I just talked to my dad about Tet. He was not in Vietnam yet, having been drafted in the fall of 1967 and still in boot camp. He said that Cronkite was indeed wrong when he said the war was lost. But according to my dad the reason Tet was such a watershed was that it exposed President Johnson's campaign of deception about the enemy we were facing. Support for the war stayed relatively strong- it was support for Johnson that eroded. After all, the public elected Nixon twice, the second time against a clear anti-war candidate.

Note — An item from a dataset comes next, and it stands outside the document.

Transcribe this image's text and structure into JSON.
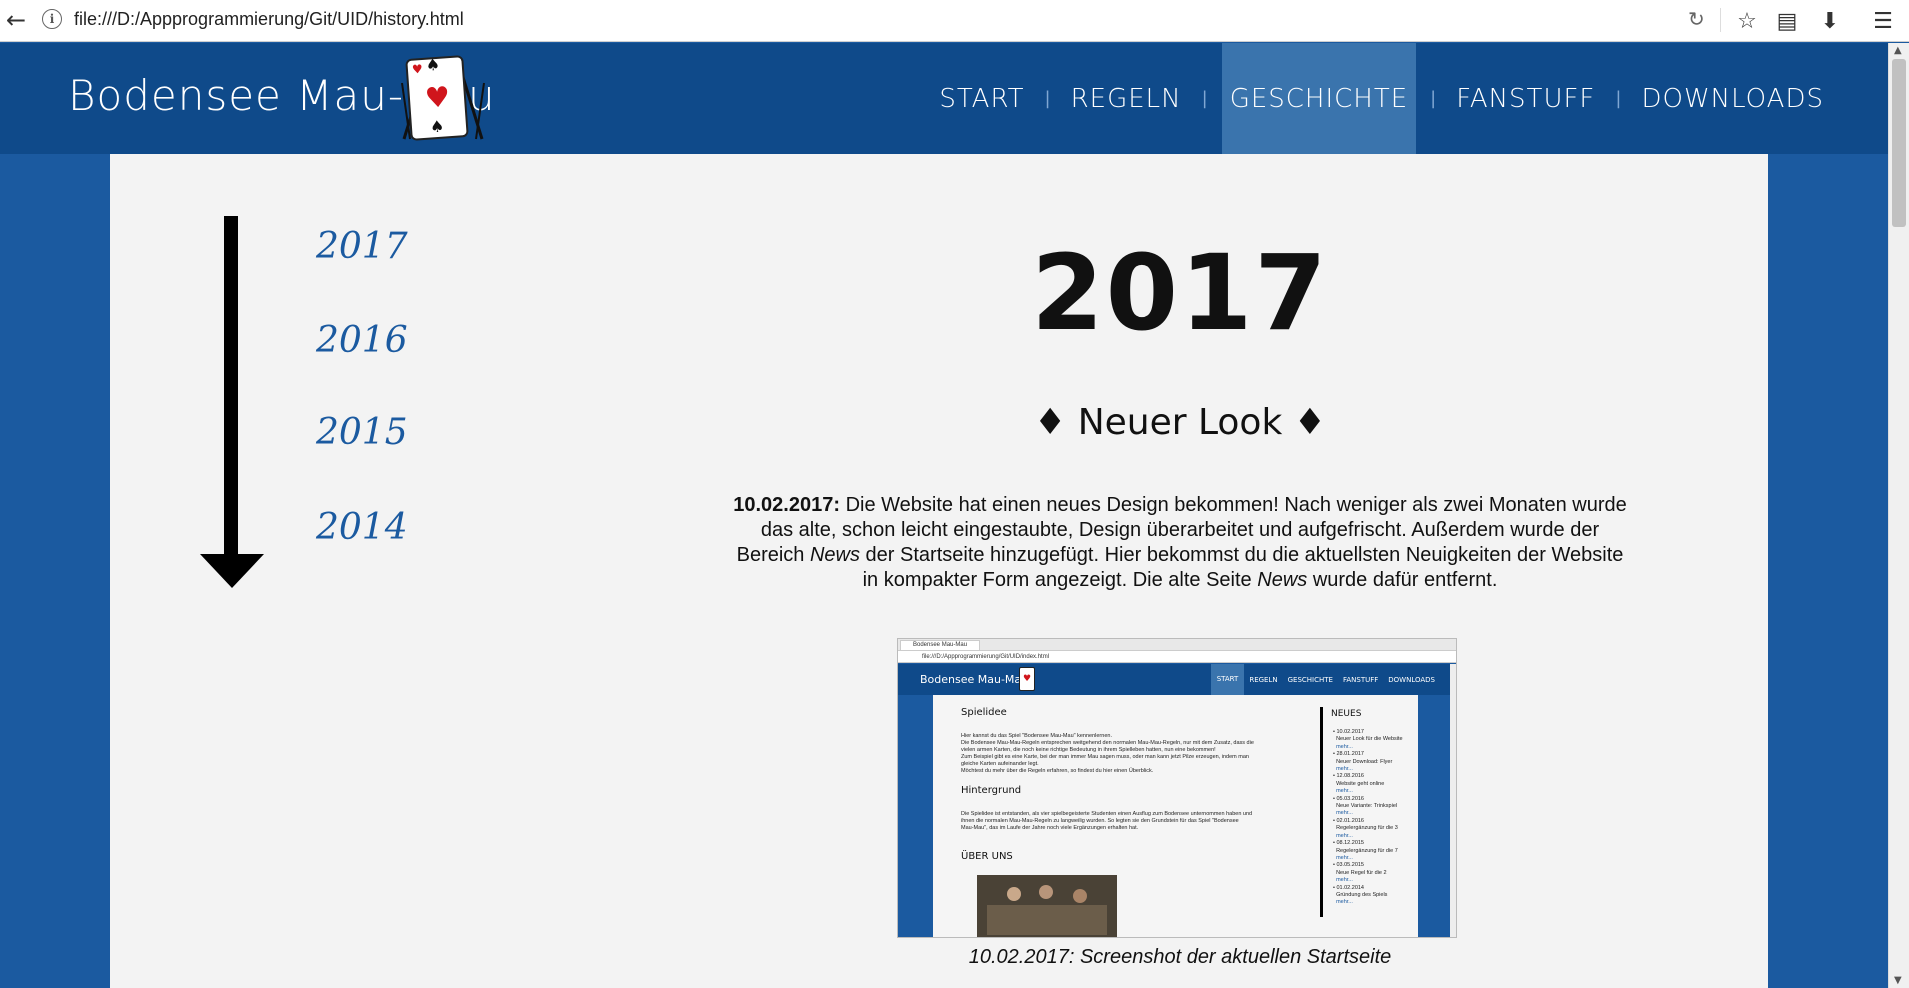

In general I don't like tying political preferences to views about a war. My dad is Vietnam veteran who is proud of his service, but he's very liberal- he voted for Nader in 2000. I have an uncle on the other side of the family who is a huge Republican, and during Vietnam he used connections to get into the California national guard. Two of my older cousins were naval officers in Vietnam, one an underwater explosives specialist who is now a solid Republican, the other a moderate Democrat. I don't think people's attitudes towards the military are defined by their politics.

That neighbor of mine I mentioned (actually former neighbor since I recently moved) is a good example. He is very left-wing and very anti-war, partly I think because he feels his unit was betrayed and left behind in some weird situation when the war ended. He is a filmmaker by trade, and in the process of making a film about his unit's experience. Last year he gathered a bunch of the guys together and they traveled to Vietnam and he filmed them revisiting their past. He hasn't finished it yet, but it's pretty powerful from the interviews that he showed me. Everyone has their own take on the war-some guys are still angry, some are very proud, but what's great is that they respect each other's views, and don't see each other as spreading lies.

Now, I don't know your experience during the war, but it seems to me there is room for reasonable people to disagree. The same goes for this war. I don't agree with people who want to pull out right away, but they aren't unpatriotic or undermining the troops for wanting to do so. Cindy Sheehan is an idiot, and if our country can be undermined by somoen like her, then we don't deserve to win in the first place.